Of course, all writers strive for the same sort of cumulative effect. But in most works this derives from a single climax set of scenes where the particular plot points are explicitly resolved. Dos Passos, in Chosen Country, demands that the reader carry these plot points along, marked as the reader proceeds, on his own. Then, the reader has them all connected in his mind before the climax occurs. No restatement happens. The plot points or character points are often not even referenced. Such and such a thing happens and the reader, holding the rest of the cards that directly or indirectly reference these points, responds.

Compare, for example, the climax scene in John Steinbeck's The Grapes of Wrath, when Ma Joad tells her daughter to nurse the dying father in the train, saying, in effect, that this is what they must do to survive. There are all the accoutrements of loss around them: the abandoned train, the lost family, the dying man, backing up what Ma Joad says. It's all right there in front of the reader. Many things resonate in the reader's mind-- Tom Joad running off, the loss of other family members, etc., but they resonate with something that's right there on the stage in front of the reader. We see Ma Joad's conclusion and empathize with her thoughts and emotions.
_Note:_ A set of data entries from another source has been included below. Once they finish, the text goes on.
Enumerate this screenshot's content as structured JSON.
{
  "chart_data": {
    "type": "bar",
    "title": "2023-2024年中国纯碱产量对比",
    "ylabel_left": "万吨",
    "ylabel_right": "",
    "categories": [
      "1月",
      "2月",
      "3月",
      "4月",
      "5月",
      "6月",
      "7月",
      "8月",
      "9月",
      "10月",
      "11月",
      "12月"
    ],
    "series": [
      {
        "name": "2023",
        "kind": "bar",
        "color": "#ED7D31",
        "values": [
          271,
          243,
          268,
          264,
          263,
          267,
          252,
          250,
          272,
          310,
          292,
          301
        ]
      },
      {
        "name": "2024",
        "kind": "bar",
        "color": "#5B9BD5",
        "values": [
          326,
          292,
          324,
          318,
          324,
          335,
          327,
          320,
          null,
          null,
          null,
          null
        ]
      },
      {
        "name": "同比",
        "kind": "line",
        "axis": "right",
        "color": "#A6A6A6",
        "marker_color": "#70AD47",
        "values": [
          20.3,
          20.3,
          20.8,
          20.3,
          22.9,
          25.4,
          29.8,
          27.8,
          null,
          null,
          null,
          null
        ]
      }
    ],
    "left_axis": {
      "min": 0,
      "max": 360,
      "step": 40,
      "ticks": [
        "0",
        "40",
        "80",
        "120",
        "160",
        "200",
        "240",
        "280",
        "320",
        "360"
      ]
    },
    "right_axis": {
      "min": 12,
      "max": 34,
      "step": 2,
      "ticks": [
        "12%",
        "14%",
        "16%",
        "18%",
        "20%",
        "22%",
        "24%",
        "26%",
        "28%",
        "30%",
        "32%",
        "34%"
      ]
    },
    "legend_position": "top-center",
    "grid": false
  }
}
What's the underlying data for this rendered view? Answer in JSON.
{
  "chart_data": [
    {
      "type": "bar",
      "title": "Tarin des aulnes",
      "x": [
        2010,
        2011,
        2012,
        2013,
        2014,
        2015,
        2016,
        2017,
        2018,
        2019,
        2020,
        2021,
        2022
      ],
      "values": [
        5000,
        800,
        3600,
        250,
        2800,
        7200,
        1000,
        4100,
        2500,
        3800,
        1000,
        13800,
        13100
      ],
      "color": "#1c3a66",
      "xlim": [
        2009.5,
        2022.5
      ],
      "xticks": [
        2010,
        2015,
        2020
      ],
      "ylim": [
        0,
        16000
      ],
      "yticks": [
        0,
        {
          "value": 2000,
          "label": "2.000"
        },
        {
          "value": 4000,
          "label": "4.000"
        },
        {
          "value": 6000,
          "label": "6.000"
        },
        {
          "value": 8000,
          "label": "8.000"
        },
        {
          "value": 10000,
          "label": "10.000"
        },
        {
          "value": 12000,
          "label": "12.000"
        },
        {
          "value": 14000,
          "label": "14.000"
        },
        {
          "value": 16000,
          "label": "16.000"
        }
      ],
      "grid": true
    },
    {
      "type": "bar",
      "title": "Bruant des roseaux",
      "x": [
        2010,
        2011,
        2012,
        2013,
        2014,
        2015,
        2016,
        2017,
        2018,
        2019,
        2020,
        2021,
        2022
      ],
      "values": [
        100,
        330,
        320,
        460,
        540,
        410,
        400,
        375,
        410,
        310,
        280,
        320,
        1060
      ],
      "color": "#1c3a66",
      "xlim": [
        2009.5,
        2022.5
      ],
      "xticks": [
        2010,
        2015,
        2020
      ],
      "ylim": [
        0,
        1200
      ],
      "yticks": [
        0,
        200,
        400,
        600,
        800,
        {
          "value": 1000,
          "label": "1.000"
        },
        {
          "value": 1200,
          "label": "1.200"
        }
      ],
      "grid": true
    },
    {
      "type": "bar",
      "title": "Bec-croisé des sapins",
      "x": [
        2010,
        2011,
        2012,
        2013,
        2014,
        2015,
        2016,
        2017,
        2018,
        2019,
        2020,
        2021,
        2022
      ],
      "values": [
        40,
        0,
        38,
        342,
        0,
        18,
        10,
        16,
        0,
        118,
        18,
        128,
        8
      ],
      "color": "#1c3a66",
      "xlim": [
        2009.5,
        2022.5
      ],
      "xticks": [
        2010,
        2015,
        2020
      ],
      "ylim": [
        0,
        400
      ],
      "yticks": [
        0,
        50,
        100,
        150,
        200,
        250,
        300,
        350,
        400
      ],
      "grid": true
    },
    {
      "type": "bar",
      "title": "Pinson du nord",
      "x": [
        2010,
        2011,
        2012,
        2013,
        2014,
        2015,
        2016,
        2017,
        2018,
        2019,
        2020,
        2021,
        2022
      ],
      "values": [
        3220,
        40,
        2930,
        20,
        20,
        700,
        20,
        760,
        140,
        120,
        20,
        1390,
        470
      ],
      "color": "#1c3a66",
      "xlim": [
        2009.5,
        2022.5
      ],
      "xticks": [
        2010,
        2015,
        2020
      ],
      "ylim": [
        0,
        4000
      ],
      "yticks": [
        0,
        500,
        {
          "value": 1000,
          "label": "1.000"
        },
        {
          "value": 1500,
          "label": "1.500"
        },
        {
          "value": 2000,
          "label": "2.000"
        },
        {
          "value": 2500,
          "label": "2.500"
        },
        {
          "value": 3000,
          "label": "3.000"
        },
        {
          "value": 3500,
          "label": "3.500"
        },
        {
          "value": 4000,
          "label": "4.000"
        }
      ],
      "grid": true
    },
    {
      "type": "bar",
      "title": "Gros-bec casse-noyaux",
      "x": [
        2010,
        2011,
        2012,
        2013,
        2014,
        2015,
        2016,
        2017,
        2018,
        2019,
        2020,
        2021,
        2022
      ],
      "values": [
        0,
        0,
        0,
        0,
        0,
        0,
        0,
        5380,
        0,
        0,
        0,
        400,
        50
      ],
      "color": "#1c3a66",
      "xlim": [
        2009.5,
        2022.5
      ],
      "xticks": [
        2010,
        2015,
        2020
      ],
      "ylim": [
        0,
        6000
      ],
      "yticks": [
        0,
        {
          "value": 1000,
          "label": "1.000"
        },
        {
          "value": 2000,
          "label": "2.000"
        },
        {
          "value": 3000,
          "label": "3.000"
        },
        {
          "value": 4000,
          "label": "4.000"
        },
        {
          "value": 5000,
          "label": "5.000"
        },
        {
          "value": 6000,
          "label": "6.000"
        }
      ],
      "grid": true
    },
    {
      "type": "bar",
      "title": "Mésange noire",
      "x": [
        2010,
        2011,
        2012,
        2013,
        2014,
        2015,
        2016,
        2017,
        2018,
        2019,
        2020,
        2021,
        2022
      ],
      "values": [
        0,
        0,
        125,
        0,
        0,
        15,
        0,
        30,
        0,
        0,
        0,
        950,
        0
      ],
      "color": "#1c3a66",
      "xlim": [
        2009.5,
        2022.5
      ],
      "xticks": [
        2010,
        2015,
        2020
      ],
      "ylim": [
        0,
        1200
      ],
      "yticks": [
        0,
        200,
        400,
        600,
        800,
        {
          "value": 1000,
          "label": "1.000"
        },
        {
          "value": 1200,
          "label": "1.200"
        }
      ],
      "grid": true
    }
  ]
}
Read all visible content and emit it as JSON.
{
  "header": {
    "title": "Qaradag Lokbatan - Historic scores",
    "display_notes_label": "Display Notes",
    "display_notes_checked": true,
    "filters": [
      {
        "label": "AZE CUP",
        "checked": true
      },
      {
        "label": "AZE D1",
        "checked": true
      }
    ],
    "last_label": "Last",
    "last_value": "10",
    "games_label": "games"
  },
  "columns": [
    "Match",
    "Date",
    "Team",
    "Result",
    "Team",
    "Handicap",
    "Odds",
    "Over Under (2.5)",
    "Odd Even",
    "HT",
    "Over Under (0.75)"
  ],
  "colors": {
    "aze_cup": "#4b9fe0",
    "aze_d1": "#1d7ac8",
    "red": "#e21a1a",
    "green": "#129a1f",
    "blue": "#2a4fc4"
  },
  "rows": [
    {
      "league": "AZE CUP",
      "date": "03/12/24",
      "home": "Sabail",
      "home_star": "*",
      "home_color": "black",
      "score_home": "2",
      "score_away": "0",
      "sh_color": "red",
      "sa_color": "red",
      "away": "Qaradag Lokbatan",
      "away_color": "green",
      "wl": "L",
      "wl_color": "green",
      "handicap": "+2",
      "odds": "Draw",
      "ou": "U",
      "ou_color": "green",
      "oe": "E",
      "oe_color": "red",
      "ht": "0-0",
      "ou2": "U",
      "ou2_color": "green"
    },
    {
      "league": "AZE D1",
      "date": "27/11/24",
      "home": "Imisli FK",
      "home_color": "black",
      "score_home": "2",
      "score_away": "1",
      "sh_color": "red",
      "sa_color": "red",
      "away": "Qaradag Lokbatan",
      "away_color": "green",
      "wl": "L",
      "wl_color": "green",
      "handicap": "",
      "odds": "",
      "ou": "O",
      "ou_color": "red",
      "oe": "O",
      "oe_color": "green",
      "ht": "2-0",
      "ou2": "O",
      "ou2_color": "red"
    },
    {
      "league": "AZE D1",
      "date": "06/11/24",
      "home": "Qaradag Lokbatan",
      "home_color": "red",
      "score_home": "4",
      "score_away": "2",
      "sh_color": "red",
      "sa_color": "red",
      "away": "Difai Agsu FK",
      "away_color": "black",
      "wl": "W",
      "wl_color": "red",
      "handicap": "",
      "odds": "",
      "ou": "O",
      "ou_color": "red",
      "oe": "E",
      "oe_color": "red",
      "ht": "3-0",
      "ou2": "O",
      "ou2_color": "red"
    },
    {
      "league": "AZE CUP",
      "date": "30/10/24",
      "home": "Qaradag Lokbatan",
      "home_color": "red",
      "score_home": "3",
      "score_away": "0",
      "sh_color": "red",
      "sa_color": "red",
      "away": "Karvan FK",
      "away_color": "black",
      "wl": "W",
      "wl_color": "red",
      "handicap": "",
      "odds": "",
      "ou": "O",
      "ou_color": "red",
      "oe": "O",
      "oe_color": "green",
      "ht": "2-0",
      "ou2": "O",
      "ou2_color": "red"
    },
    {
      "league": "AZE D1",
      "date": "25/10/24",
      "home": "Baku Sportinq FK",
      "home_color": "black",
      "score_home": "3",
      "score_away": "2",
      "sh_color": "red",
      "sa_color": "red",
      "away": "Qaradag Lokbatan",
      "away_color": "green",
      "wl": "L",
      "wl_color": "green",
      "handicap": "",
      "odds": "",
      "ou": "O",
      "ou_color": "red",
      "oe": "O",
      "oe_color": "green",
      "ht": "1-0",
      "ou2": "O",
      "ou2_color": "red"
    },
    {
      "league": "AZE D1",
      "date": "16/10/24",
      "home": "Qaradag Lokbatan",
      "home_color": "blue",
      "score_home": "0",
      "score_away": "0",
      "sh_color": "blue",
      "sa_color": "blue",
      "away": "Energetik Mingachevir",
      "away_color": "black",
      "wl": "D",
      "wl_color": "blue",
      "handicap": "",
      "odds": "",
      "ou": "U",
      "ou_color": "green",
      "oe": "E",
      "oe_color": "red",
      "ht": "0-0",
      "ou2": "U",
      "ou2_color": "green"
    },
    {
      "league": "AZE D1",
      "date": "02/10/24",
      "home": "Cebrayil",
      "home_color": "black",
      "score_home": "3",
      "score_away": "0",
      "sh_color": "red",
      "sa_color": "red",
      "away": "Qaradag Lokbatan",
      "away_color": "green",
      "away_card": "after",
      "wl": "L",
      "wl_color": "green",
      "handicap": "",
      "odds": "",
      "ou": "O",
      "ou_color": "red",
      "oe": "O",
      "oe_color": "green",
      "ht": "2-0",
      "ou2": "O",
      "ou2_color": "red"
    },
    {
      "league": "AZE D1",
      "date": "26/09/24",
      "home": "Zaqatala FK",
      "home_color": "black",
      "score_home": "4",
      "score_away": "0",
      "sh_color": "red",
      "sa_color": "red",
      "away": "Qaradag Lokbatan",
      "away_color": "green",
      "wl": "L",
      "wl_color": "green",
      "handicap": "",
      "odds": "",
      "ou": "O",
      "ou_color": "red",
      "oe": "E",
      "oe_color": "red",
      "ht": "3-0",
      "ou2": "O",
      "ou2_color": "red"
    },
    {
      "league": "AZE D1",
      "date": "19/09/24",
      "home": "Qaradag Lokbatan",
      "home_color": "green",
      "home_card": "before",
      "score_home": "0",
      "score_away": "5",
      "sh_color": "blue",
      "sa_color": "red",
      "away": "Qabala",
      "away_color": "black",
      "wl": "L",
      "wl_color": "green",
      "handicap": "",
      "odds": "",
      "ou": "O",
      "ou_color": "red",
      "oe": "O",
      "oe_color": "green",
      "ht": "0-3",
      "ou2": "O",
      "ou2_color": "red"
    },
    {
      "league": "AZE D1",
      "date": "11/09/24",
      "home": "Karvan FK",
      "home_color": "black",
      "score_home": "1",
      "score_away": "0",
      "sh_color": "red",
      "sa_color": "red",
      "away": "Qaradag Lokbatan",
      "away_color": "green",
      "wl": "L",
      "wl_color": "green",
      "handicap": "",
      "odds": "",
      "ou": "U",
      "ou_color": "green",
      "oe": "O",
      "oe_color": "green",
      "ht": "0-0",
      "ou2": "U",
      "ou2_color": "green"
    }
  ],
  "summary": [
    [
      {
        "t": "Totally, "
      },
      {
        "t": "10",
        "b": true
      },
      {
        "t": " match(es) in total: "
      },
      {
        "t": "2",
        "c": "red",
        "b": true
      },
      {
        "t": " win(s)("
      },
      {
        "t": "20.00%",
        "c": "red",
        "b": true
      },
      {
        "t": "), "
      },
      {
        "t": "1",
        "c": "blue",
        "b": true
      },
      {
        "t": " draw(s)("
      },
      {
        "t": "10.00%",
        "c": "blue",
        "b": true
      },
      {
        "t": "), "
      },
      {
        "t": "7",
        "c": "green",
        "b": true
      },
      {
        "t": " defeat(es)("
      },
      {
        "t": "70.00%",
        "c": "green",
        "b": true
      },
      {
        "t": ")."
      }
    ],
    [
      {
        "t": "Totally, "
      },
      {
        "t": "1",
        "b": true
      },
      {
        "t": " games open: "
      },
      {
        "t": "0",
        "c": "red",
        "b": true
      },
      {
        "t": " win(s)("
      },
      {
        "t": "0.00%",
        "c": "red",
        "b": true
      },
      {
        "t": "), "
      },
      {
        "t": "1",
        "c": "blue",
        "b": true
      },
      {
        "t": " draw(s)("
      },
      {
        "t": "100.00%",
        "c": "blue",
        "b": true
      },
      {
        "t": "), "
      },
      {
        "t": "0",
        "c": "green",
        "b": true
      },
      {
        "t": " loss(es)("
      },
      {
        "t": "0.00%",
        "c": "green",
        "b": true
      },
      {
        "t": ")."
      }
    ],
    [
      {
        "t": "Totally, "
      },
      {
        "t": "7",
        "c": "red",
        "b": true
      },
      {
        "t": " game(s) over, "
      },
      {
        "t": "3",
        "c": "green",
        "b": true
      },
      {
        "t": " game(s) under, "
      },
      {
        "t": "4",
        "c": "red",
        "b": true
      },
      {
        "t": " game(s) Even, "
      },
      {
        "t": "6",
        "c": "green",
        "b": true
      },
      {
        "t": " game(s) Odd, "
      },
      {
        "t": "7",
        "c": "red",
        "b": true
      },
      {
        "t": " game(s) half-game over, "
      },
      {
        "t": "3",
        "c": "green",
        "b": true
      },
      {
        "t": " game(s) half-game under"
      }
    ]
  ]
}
In Chosen Country, it's very different. Neither Jay nor Lulie have any inkling how their lives have built up to the moment they are in love-- that's something only the reader can know since only the reader has seen all of the events leading up to this moment. They only know what they can see. It is the reader and only the reader who sees everything in the novel. There is no Ma Joad telling the reader what has happened and how to feel. There is only Jay and Lulie who have come together and are part and parcel of the world they have lived in. Therefore, the reader has no example to empathize with but must in fact appreciate and empathize with all that has happened within the novel itself.

Imagine how exciting this was to read for the first time. There are almost no modern examples of this technique-- possibly Stand on Zanzibar, by John Brunner or Make Room, Make Room, by Harry Harrison. (There may be more I'm missing but they are not common.)

I've tried more than once to do it but it's escaped me.